Carbon fork, Carbon rear stays, Aluminum frame, Ultegra components . Looks great on paper and it is a medium frame so at least is close enough to try out for fit. 










Other than the normal risk of crash damage of obvious issues is there any reason is a bad idea? - This would be my first road bike, but I am experince with MTB and have tools so a tune up is no big deal.


----------



## FatGut1 (Dec 16, 2008)

Pretty good deal too me. 

Just inspect the fork or take it to a shop and let them look it over. Just buy something from the shop so you dont look like a dick. 

Have fun and ride the crap out of it. That Ultegra is pretty good stuff still.


----------



## JoePAz (Jul 20, 2012)

Well bike was sold before I had chance to look at it. Not really upset at that, but I was upset that that I had set-up a time to meet the seller right when he was done from work and I waited for a hour. Then he tells me it sold for $375. At least he could have told me before wasting an hour of my time.
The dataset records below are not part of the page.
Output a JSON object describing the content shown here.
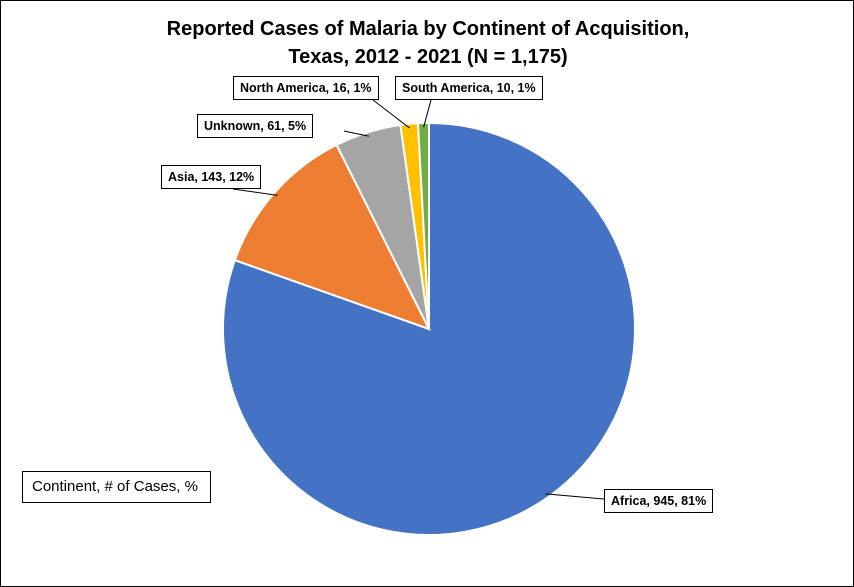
{
  "chart_data": {
    "type": "pie",
    "title_line1": "Reported Cases of Malaria by Continent of Acquisition,",
    "title_line2": "Texas, 2012 - 2021 (N = 1,175)",
    "legend_note": "Continent,  # of Cases, %",
    "start_angle": "12 o'clock, clockwise",
    "slices": [
      {
        "name": "Africa",
        "value": 945,
        "percent": "81%",
        "label": "Africa, 945, 81%",
        "color": "#4472C4"
      },
      {
        "name": "Asia",
        "value": 143,
        "percent": "12%",
        "label": "Asia, 143, 12%",
        "color": "#ED7D31"
      },
      {
        "name": "Unknown",
        "value": 61,
        "percent": "5%",
        "label": "Unknown, 61, 5%",
        "color": "#A5A5A5"
      },
      {
        "name": "North America",
        "value": 16,
        "percent": "1%",
        "label": "North America, 16, 1%",
        "color": "#FFC000"
      },
      {
        "name": "South America",
        "value": 10,
        "percent": "1%",
        "label": "South America, 10, 1%",
        "color": "#70AD47"
      }
    ]
  }
}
All the perils of craigslist.


----------



## Oxtox (Aug 16, 2006)

yeah, people can be dooshes...

guy on CL advertised a Merlin Ti with full DA 9 for $750...I said I had cash and could be at his location in 10-15 min.

he says, no wait until he feeds his kids and puts them to bed. we agree to meet in 2 hrs.

I arrive 10 min. early and he walks out and says he sold the bike to someone else right after he talked to me.

wth...I respect the guy's request and then he sells the thing out from under me.


----------



## FatGut1 (Dec 16, 2008)

375 is still a deal.IMHO - In Los Angeles where the used bike market prices are so over inflated 375 is still a good deal out here that thing would start around 500.


----------